P672. T300A variant of autophagy ATG16L1 gene is associated with decreased antigen sampling and processing by dendritic cells in pediatric IBD
C. Strisciuglio1, E. Miele1, M.E. Wildenberg2, F.P. Giugliano1, M. Andreozzi1, A. Vitale1, F. Capasso1, M.V. Barone1, A. Staiano1, R. Troncone1, C. Gianfrani1, 1Federico II, Pediatrics, Naples, Italy, 2Intestinal and Liver Research, Academic Medical Center, Gastroenterology and Hepatology and Tytgat, Amsterdam, Netherlands
Intestinal dendritic cells (DC) sample luminal antigens by protruding dendrites through the epithelial cell layer. The single nucleotide polymorphism T300A (rs2241880) of ATG16L1, which has been associated with Crohn's disease (CD), is responsible for a decreased autophagic activity. The aim of this study was to elucidate the role of autophagy in DC uptake and processing of antigens and in the interaction between DC and intestinal epithelium in pediatric IBD patients.

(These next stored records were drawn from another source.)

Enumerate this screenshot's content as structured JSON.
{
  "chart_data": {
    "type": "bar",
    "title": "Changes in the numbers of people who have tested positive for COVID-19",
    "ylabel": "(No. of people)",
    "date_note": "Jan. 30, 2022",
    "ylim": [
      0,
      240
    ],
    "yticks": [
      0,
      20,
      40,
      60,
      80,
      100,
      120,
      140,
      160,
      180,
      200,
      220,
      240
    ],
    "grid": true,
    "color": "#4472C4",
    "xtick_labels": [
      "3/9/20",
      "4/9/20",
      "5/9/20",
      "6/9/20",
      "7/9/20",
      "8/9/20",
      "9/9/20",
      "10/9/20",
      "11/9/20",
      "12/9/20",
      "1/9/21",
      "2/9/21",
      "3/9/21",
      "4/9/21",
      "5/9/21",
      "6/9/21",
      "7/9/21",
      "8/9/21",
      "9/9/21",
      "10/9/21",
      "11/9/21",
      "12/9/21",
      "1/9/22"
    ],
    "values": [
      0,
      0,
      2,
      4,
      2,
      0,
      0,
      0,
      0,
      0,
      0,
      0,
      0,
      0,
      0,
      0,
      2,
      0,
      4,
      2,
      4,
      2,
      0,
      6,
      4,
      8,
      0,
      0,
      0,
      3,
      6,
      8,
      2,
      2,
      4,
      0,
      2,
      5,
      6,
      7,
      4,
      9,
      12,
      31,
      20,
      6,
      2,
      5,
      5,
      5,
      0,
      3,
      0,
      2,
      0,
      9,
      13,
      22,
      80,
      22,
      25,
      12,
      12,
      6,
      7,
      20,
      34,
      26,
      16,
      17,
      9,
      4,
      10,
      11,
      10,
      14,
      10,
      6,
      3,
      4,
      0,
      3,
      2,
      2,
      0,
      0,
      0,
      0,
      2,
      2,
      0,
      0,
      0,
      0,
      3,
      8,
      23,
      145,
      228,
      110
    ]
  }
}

We recruited CD paediatric patients that homozygously carry either the protective (wt, n = 7) or risk allele (var, n = 13) of ATG16L1, as well as heterozygous patients (het, n = 13). DC obtained from peripheral blood monocytes were studied after 2-hours of incubation with bacteria particles, 4-hour of incubation with DQ-Ovalbumin (DQ-OVA), or 24-hours of co-culture with Caco2 epithelial cells and bacteria particles in transwell culture. DC phenotype, antigen sampling and processing were measured by flow cytometry. The capability of DC to form transepithelial protrusions was determined by confocal microscopy.
DC generated from wt patients showed significant higher bacterial sampling and initial antigen processing compared to var patients (p = 0.01 and p = 0.03, respectively). Additionally, after exposure to either bacterial particles or the model antigen DQ-OVA, wt DC showed a significant increase in the expression of the activation markers HLA-DR and CD86 when compared to var DC. Interestingly, also het patients showed an impairment in bacterial uptake and expression of activation marker compared to wt, except for DQ-OVA processing that was reduced but did not reach a statististical significance, suggesting a dose dependent effect of the T300A allele on DC functionality. To model antigen sampling in the intestine, DC were co-cultured with colonic Caco-2 cells. In this set-up, formation of transepithelial protrusions by DC was less efficient in var DC compared to wt. In accordance, antigen uptake and processing by DC derived from var patients was decreased significantly.
DCs of pediatric CD patients showed a marked impairment of bacterial uptake and antigen processing, as well as a decreased maturation. Moreover autophagy is involved in the proper interactions between DC and intestinal epithelium. Our results indicate that an autophagy defect is associated with an impairment of intestinal innate immunity in pediatric CD.